関数定義

関数定義の構文は次のとおりです。

function ::= function funcbody
funcbody ::= `(´ [parlist] `)´ block end
次の糖衣構文では、関数定義が単純化されます。
statement ::= function funcname funcbody
statement ::= local function Name funcbody
funcname ::= Name {`.´ Name} [`:´ Name]
次のステートメントは、
function f () body end
は、次のように変換されます。
f = function () body end
次のステートメントは、
function t.a.b.c.f () body end
は、次のように変換されます。
t.a.b.c.f = function () body end
次のステートメントは、
local function f () body end
は、次のように変換されます。
local f; f = function () body end
ではなく
local f = function () body end
(これは、関数の本体に f への参照が含まれている場合にのみ違いが生じます。)

関数定義は、実行可能な式で、その値の型は関数 です。 Lua がチャンクをプリコンパイルするとき、 その関数本体もすべてプリコンパイルされます。 そして、Lua が関数定義を実行するときは必ず、関数はインスタンス化 (またはクローズ) されます。 この関数インスタンス (またはクロージャー) は、式の最終的な値です。 同じ関数の異なるインスタンスは、 異なる外部ローカル変数を参照することがあり、異なる環境表を持つことがあります。

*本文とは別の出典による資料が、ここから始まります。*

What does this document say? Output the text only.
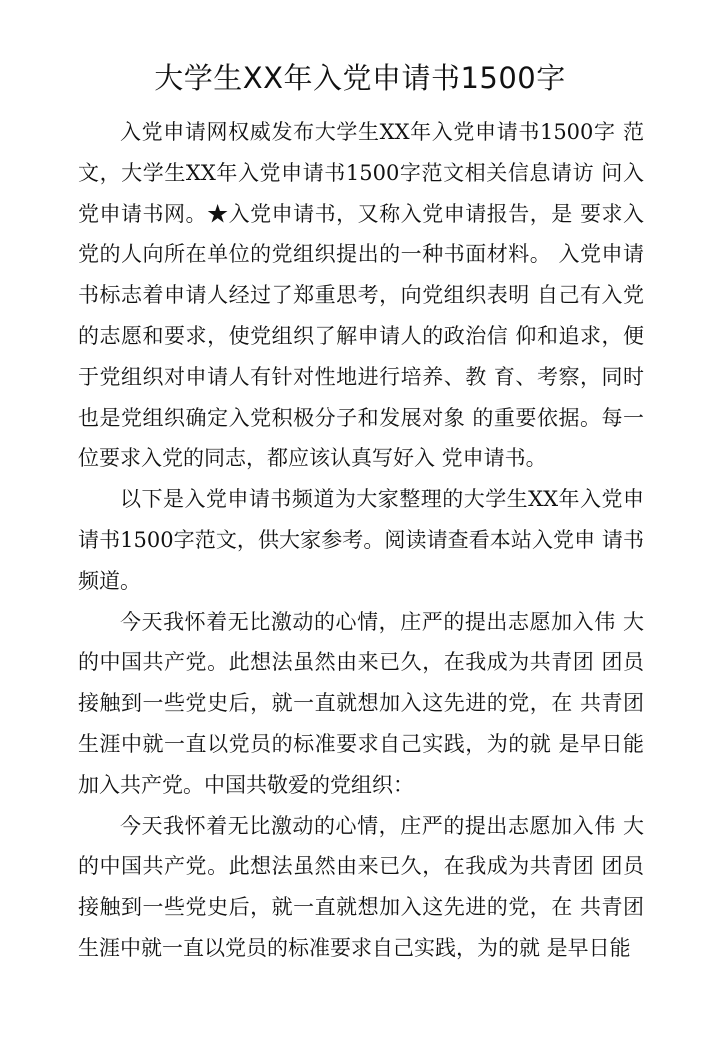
大学生XX年入党申请书1500字

入党申请网权威发布大学生XX年入党申请书1500字 范文，大学生XX年入党申请书1500字范文相关信息请访 问入党申请书网。★入党申请书，又称入党申请报告，是 要求入党的人向所在单位的党组织提出的一种书面材料。 入党申请书标志着申请人经过了郑重思考，向党组织表明 自己有入党的志愿和要求，使党组织了解申请人的政治信 仰和追求，便于党组织对申请人有针对性地进行培养、教 育、考察，同时也是党组织确定入党积极分子和发展对象 的重要依据。每一位要求入党的同志，都应该认真写好入 党申请书。

以下是入党申请书频道为大家整理的大学生XX年入党申请书1500字范文，供大家参考。阅读请查看本站入党申 请书频道。

今天我怀着无比激动的心情，庄严的提出志愿加入伟 大的中国共产党。此想法虽然由来已久，在我成为共青团 团员接触到一些党史后，就一直就想加入这先进的党，在 共青团生涯中就一直以党员的标准要求自己实践，为的就 是早日能加入共产党。中国共敬爱的党组织：

今天我怀着无比激动的心情，庄严的提出志愿加入伟 大的中国共产党。此想法虽然由来已久，在我成为共青团 团员接触到一些党史后，就一直就想加入这先进的党，在 共青团生涯中就一直以党员的标准要求自己实践，为的就 是早日能
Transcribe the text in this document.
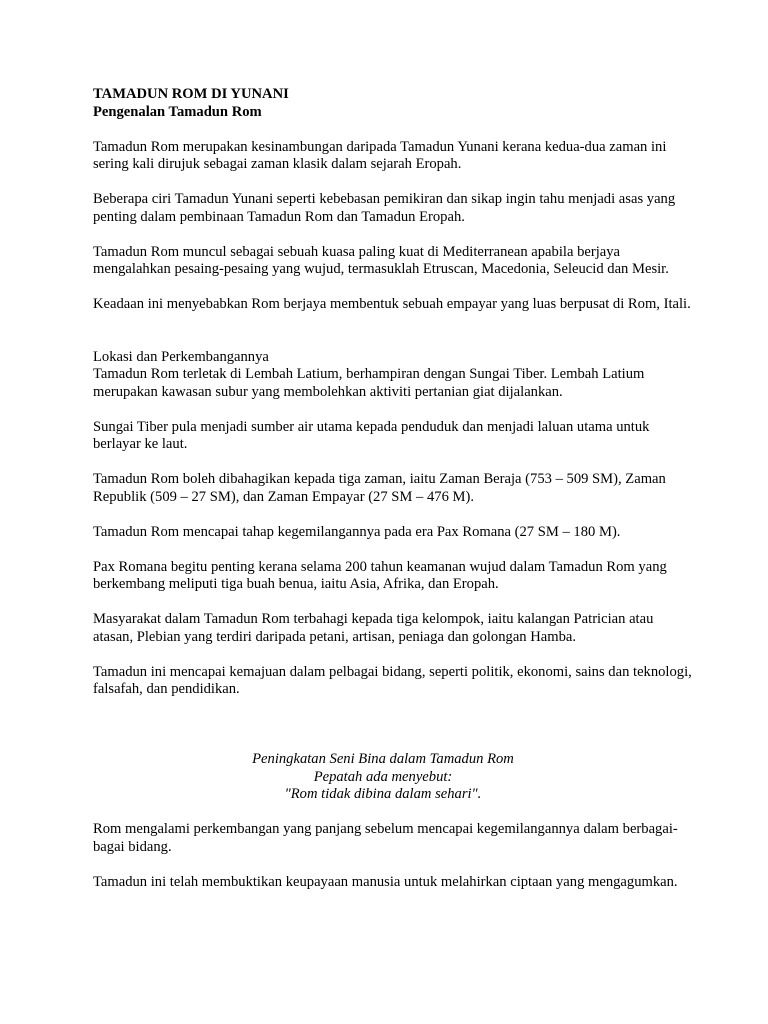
TAMADUN ROM DI YUNANI
Pengenalan Tamadun Rom

Tamadun Rom merupakan kesinambungan daripada Tamadun Yunani kerana kedua-dua zaman ini sering kali dirujuk sebagai zaman klasik dalam sejarah Eropah.

Beberapa ciri Tamadun Yunani seperti kebebasan pemikiran dan sikap ingin tahu menjadi asas yang penting dalam pembinaan Tamadun Rom dan Tamadun Eropah.

Tamadun Rom muncul sebagai sebuah kuasa paling kuat di Mediterranean apabila berjaya mengalahkan pesaing-pesaing yang wujud, termasuklah Etruscan, Macedonia, Seleucid dan Mesir.

Keadaan ini menyebabkan Rom berjaya membentuk sebuah empayar yang luas berpusat di Rom, Itali.

Lokasi dan Perkembangannya

Tamadun Rom terletak di Lembah Latium, berhampiran dengan Sungai Tiber. Lembah Latium merupakan kawasan subur yang membolehkan aktiviti pertanian giat dijalankan.

Sungai Tiber pula menjadi sumber air utama kepada penduduk dan menjadi laluan utama untuk berlayar ke laut.

Tamadun Rom boleh dibahagikan kepada tiga zaman, iaitu Zaman Beraja (753 – 509 SM), Zaman Republik (509 – 27 SM), dan Zaman Empayar (27 SM – 476 M).

Tamadun Rom mencapai tahap kegemilangannya pada era Pax Romana (27 SM – 180 M).

Pax Romana begitu penting kerana selama 200 tahun keamanan wujud dalam Tamadun Rom yang berkembang meliputi tiga buah benua, iaitu Asia, Afrika, dan Eropah.

Masyarakat dalam Tamadun Rom terbahagi kepada tiga kelompok, iaitu kalangan Patrician atau atasan, Plebian yang terdiri daripada petani, artisan, peniaga dan golongan Hamba.

Tamadun ini mencapai kemajuan dalam pelbagai bidang, seperti politik, ekonomi, sains dan teknologi, falsafah, dan pendidikan.

Peningkatan Seni Bina dalam Tamadun Rom

Pepatah ada menyebut:

"Rom tidak dibina dalam sehari".

Rom mengalami perkembangan yang panjang sebelum mencapai kegemilangannya dalam berbagai-bagai bidang.

Tamadun ini telah membuktikan keupayaan manusia untuk melahirkan ciptaan yang mengagumkan.
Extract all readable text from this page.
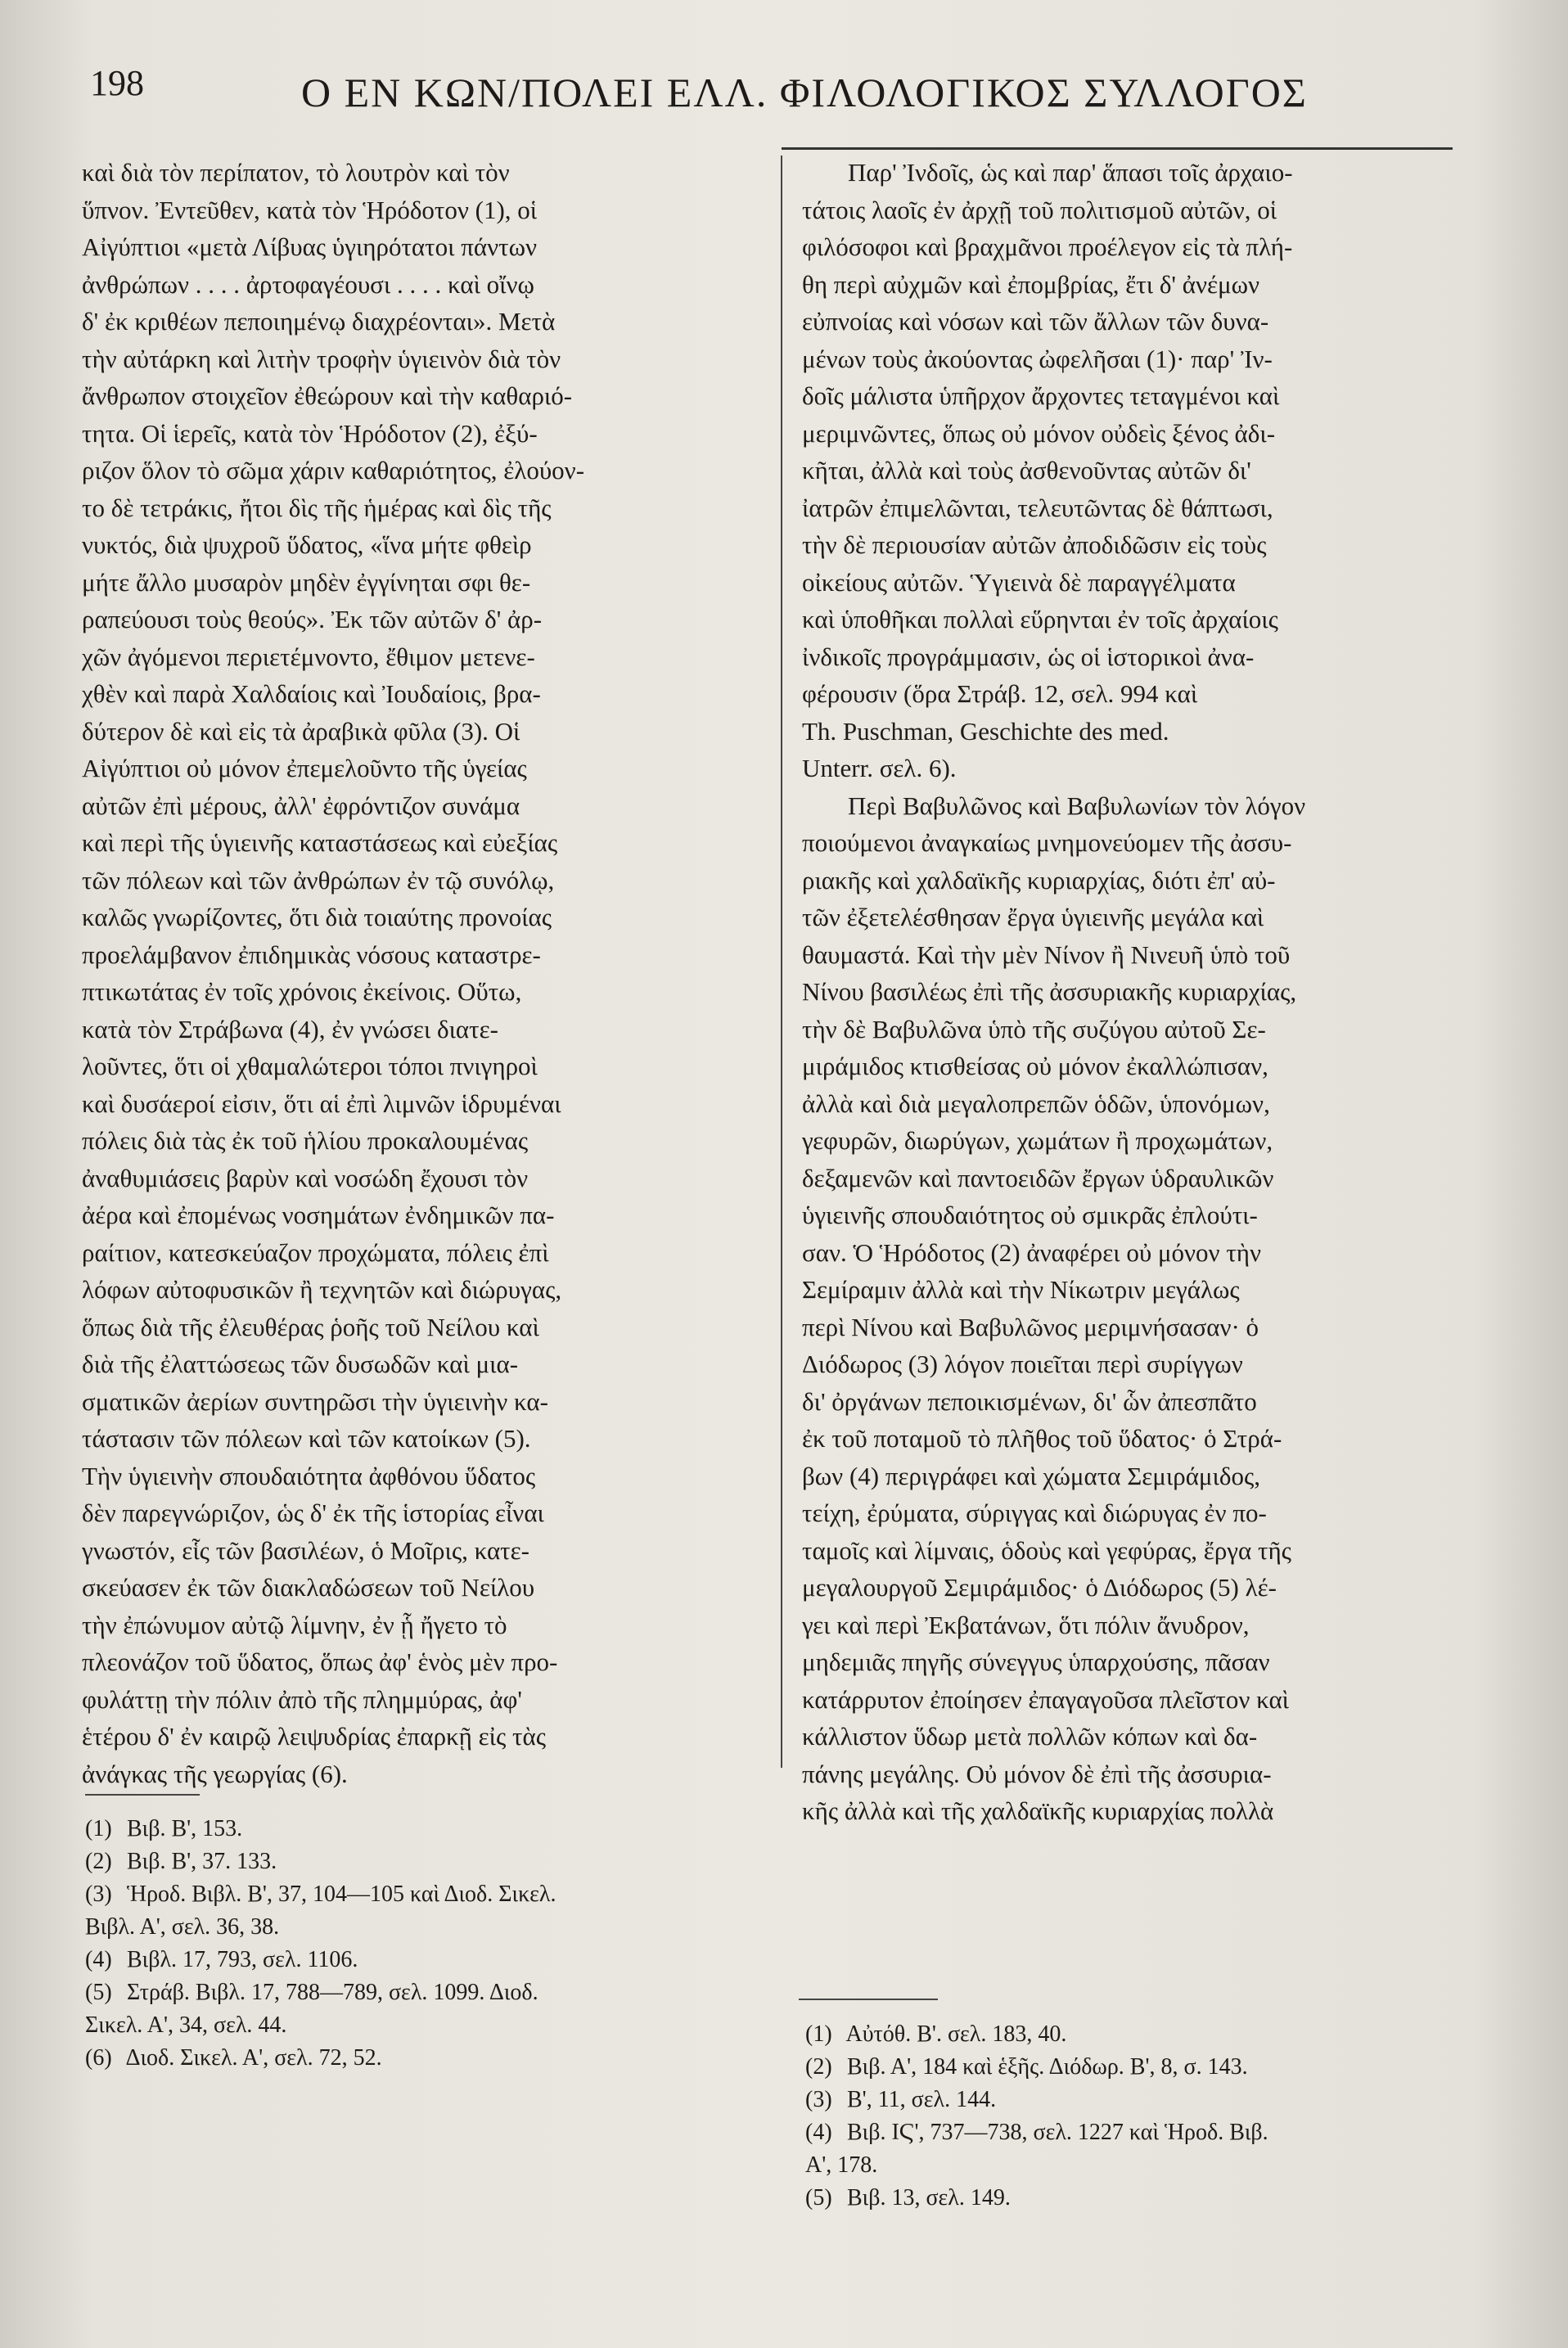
198	Ο ΕΝ ΚΩΝ/ΠΟΛΕΙ ΕΛΛ. ΦΙΛΟΛΟΓΙΚΟΣ ΣΥΛΛΟΓΟΣ
καὶ διὰ τὸν περίπατον, τὸ λουτρὸν καὶ τὸν
ὕπνον. Ἐντεῦθεν, κατὰ τὸν Ἡρόδοτον (1), οἱ
Αἰγύπτιοι «μετὰ Λίβυας ὑγιηρότατοι πάντων
ἀνθρώπων . . . . ἀρτοφαγέουσι . . . . καὶ οἴνῳ
δ' ἐκ κριθέων πεποιημένῳ διαχρέονται». Μετὰ
τὴν αὐτάρκη καὶ λιτὴν τροφὴν ὑγιεινὸν διὰ τὸν
ἄνθρωπον στοιχεῖον ἐθεώρουν καὶ τὴν καθαριό-
τητα. Οἱ ἱερεῖς, κατὰ τὸν Ἡρόδοτον (2), ἐξύ-
ριζον ὅλον τὸ σῶμα χάριν καθαριότητος, ἐλούον-
το δὲ τετράκις, ἤτοι δὶς τῆς ἡμέρας καὶ δὶς τῆς
νυκτός, διὰ ψυχροῦ ὕδατος, «ἵνα μήτε φθεὶρ
μήτε ἄλλο μυσαρὸν μηδὲν ἐγγίνηται σφι θε-
ραπεύουσι τοὺς θεούς». Ἐκ τῶν αὐτῶν δ' ἀρ-
χῶν ἀγόμενοι περιετέμνοντο, ἔθιμον μετενε-
χθὲν καὶ παρὰ Χαλδαίοις καὶ Ἰουδαίοις, βρα-
δύτερον δὲ καὶ εἰς τὰ ἀραβικὰ φῦλα (3). Οἱ
Αἰγύπτιοι οὐ μόνον ἐπεμελοῦντο τῆς ὑγείας
αὐτῶν ἐπὶ μέρους, ἀλλ' ἐφρόντιζον συνάμα
καὶ περὶ τῆς ὑγιεινῆς καταστάσεως καὶ εὐεξίας
τῶν πόλεων καὶ τῶν ἀνθρώπων ἐν τῷ συνόλῳ,
καλῶς γνωρίζοντες, ὅτι διὰ τοιαύτης προνοίας
προελάμβανον ἐπιδημικὰς νόσους καταστρε-
πτικωτάτας ἐν τοῖς χρόνοις ἐκείνοις. Οὕτω,
κατὰ τὸν Στράβωνα (4), ἐν γνώσει διατε-
λοῦντες, ὅτι οἱ χθαμαλώτεροι τόποι πνιγηροὶ
καὶ δυσάεροί εἰσιν, ὅτι αἱ ἐπὶ λιμνῶν ἱδρυμέναι
πόλεις διὰ τὰς ἐκ τοῦ ἡλίου προκαλουμένας
ἀναθυμιάσεις βαρὺν καὶ νοσώδη ἔχουσι τὸν
ἀέρα καὶ ἐπομένως νοσημάτων ἐνδημικῶν πα-
ραίτιον, κατεσκεύαζον προχώματα, πόλεις ἐπὶ
λόφων αὐτοφυσικῶν ἢ τεχνητῶν καὶ διώρυγας,
ὅπως διὰ τῆς ἐλευθέρας ῥοῆς τοῦ Νείλου καὶ
διὰ τῆς ἐλαττώσεως τῶν δυσωδῶν καὶ μια-
σματικῶν ἀερίων συντηρῶσι τὴν ὑγιεινὴν κα-
τάστασιν τῶν πόλεων καὶ τῶν κατοίκων (5).
Τὴν ὑγιεινὴν σπουδαιότητα ἀφθόνου ὕδατος
δὲν παρεγνώριζον, ὡς δ' ἐκ τῆς ἱστορίας εἶναι
γνωστόν, εἷς τῶν βασιλέων, ὁ Μοῖρις, κατε-
σκεύασεν ἐκ τῶν διακλαδώσεων τοῦ Νείλου
τὴν ἐπώνυμον αὐτῷ λίμνην, ἐν ᾗ ἤγετο τὸ
πλεονάζον τοῦ ὕδατος, ὅπως ἀφ' ἑνὸς μὲν προ-
φυλάττῃ τὴν πόλιν ἀπὸ τῆς πλημμύρας, ἀφ'
ἑτέρου δ' ἐν καιρῷ λειψυδρίας ἐπαρκῇ εἰς τὰς
ἀνάγκας τῆς γεωργίας (6).
Παρ' Ἰνδοῖς, ὡς καὶ παρ' ἅπασι τοῖς ἀρχαιο-
τάτοις λαοῖς ἐν ἀρχῇ τοῦ πολιτισμοῦ αὐτῶν, οἱ
φιλόσοφοι καὶ βραχμᾶνοι προέλεγον εἰς τὰ πλή-
θη περὶ αὐχμῶν καὶ ἐπομβρίας, ἔτι δ' ἀνέμων
εὐπνοίας καὶ νόσων καὶ τῶν ἄλλων τῶν δυνα-
μένων τοὺς ἀκούοντας ὠφελῆσαι (1)· παρ' Ἰν-
δοῖς μάλιστα ὑπῆρχον ἄρχοντες τεταγμένοι καὶ
μεριμνῶντες, ὅπως οὐ μόνον οὐδεὶς ξένος ἀδι-
κῆται, ἀλλὰ καὶ τοὺς ἀσθενοῦντας αὐτῶν δι'
ἰατρῶν ἐπιμελῶνται, τελευτῶντας δὲ θάπτωσι,
τὴν δὲ περιουσίαν αὐτῶν ἀποδιδῶσιν εἰς τοὺς
οἰκείους αὐτῶν. Ὑγιεινὰ δὲ παραγγέλματα
καὶ ὑποθῆκαι πολλαὶ εὕρηνται ἐν τοῖς ἀρχαίοις
ἰνδικοῖς προγράμμασιν, ὡς οἱ ἱστορικοὶ ἀνα-
φέρουσιν (ὅρα Στράβ. 12, σελ. 994 καὶ
Th. Puschman, Geschichte des med.
Unterr. σελ. 6).
Περὶ Βαβυλῶνος καὶ Βαβυλωνίων τὸν λόγον
ποιούμενοι ἀναγκαίως μνημονεύομεν τῆς ἀσσυ-
ριακῆς καὶ χαλδαϊκῆς κυριαρχίας, διότι ἐπ' αὐ-
τῶν ἐξετελέσθησαν ἔργα ὑγιεινῆς μεγάλα καὶ
θαυμαστά. Καὶ τὴν μὲν Νίνον ἢ Νινευῆ ὑπὸ τοῦ
Νίνου βασιλέως ἐπὶ τῆς ἀσσυριακῆς κυριαρχίας,
τὴν δὲ Βαβυλῶνα ὑπὸ τῆς συζύγου αὐτοῦ Σε-
μιράμιδος κτισθείσας οὐ μόνον ἐκαλλώπισαν,
ἀλλὰ καὶ διὰ μεγαλοπρεπῶν ὁδῶν, ὑπονόμων,
γεφυρῶν, διωρύγων, χωμάτων ἢ προχωμάτων,
δεξαμενῶν καὶ παντοειδῶν ἔργων ὑδραυλικῶν
ὑγιεινῆς σπουδαιότητος οὐ σμικρᾶς ἐπλούτι-
σαν. Ὁ Ἡρόδοτος (2) ἀναφέρει οὐ μόνον τὴν
Σεμίραμιν ἀλλὰ καὶ τὴν Νίκωτριν μεγάλως
περὶ Νίνου καὶ Βαβυλῶνος μεριμνήσασαν· ὁ
Διόδωρος (3) λόγον ποιεῖται περὶ συρίγγων
δι' ὀργάνων πεποικισμένων, δι' ὧν ἀπεσπᾶτο
ἐκ τοῦ ποταμοῦ τὸ πλῆθος τοῦ ὕδατος· ὁ Στρά-
βων (4) περιγράφει καὶ χώματα Σεμιράμιδος,
τείχη, ἐρύματα, σύριγγας καὶ διώρυγας ἐν πο-
ταμοῖς καὶ λίμναις, ὁδοὺς καὶ γεφύρας, ἔργα τῆς
μεγαλουργοῦ Σεμιράμιδος· ὁ Διόδωρος (5) λέ-
γει καὶ περὶ Ἐκβατάνων, ὅτι πόλιν ἄνυδρον,
μηδεμιᾶς πηγῆς σύνεγγυς ὑπαρχούσης, πᾶσαν
κατάρρυτον ἐποίησεν ἐπαγαγοῦσα πλεῖστον καὶ
κάλλιστον ὕδωρ μετὰ πολλῶν κόπων καὶ δα-
πάνης μεγάλης. Οὐ μόνον δὲ ἐπὶ τῆς ἀσσυρια-
κῆς ἀλλὰ καὶ τῆς χαλδαϊκῆς κυριαρχίας πολλὰ
(1) Βιβ. Β', 153.
(2) Βιβ. Β', 37. 133.
(3) Ἡροδ. Βιβλ. Β', 37, 104—105 καὶ Διοδ. Σικελ.
Βιβλ. Α', σελ. 36, 38.
(4) Βιβλ. 17, 793, σελ. 1106.
(5) Στράβ. Βιβλ. 17, 788—789, σελ. 1099. Διοδ.
Σικελ. Α', 34, σελ. 44.
(6) Διοδ. Σικελ. Α', σελ. 72, 52.
(1) Αὐτόθ. Β'. σελ. 183, 40.
(2) Βιβ. Α', 184 καὶ ἑξῆς. Διόδωρ. Β', 8, σ. 143.
(3) Β', 11, σελ. 144.
(4) Βιβ. ΙϚ', 737—738, σελ. 1227 καὶ Ἡροδ. Βιβ.
Α', 178.
(5) Βιβ. 13, σελ. 149.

パラメーターは、引数値によって初期化されるローカル変数として振る舞います。

parlist ::= namelist [`,´ `...´] | `...´

関数が呼び出されると、引数のリストは引数のリストの長さに合わせて調整されます。ただし、その関数がvariadicまたはvararg関数である場合は、引数のリストの最後に3つのドット('...')が表示されます。 可変引数関数は引数リストを調整しません。代わりに、すべての余分な引数を収集し、それを可変引数式 を介して関数に渡します。可変引数式もまた、3 つのドットで記述されます。 この式の値は、すべての余分な実引数のリストで、 複数の結果を持つ関数に似ています。 可変引数式が他の式の中や式リストの途中で使用された場合、 その戻りリストは 1 個のエレメントに調節されます。 式が、式リストの最後のエレメントとして使用された場合、(最後の式が括弧で囲まれた場合を除いて) 調整は行われません。

例として、次の定義を考えてみます。
function f(a, b) end
function g(a, b, ...) end
function r() return 1,2,3 end
この場合、引数からパラメーターと可変引数式へ、以下のようにマッピングされます。
CALL     PARAMETERS 
f(3)          a=3, b=null 
f(3, 4)       a=3, b=4 
f(3, 4, 5)    a=3, b=4 
f(r(), 10)    a=1, b=10 
f(r())        a=1, b=2 
g(3)          a=3, b=null, ... --> (nothing) 
g(3, 4)       a=3, b=4, ... --> (nothing) 
g(3, 4, 5, 8) a=3, b=4, ... --> 5 8 
g(5, r())     a=5, b=1, ... --> 2 3 

結果はreturnステートメントを使って返される(「制御構造」を参照)。 return ステートメントを検出せずに制御が関数の終りに達すると、関数は結果なしで戻ります。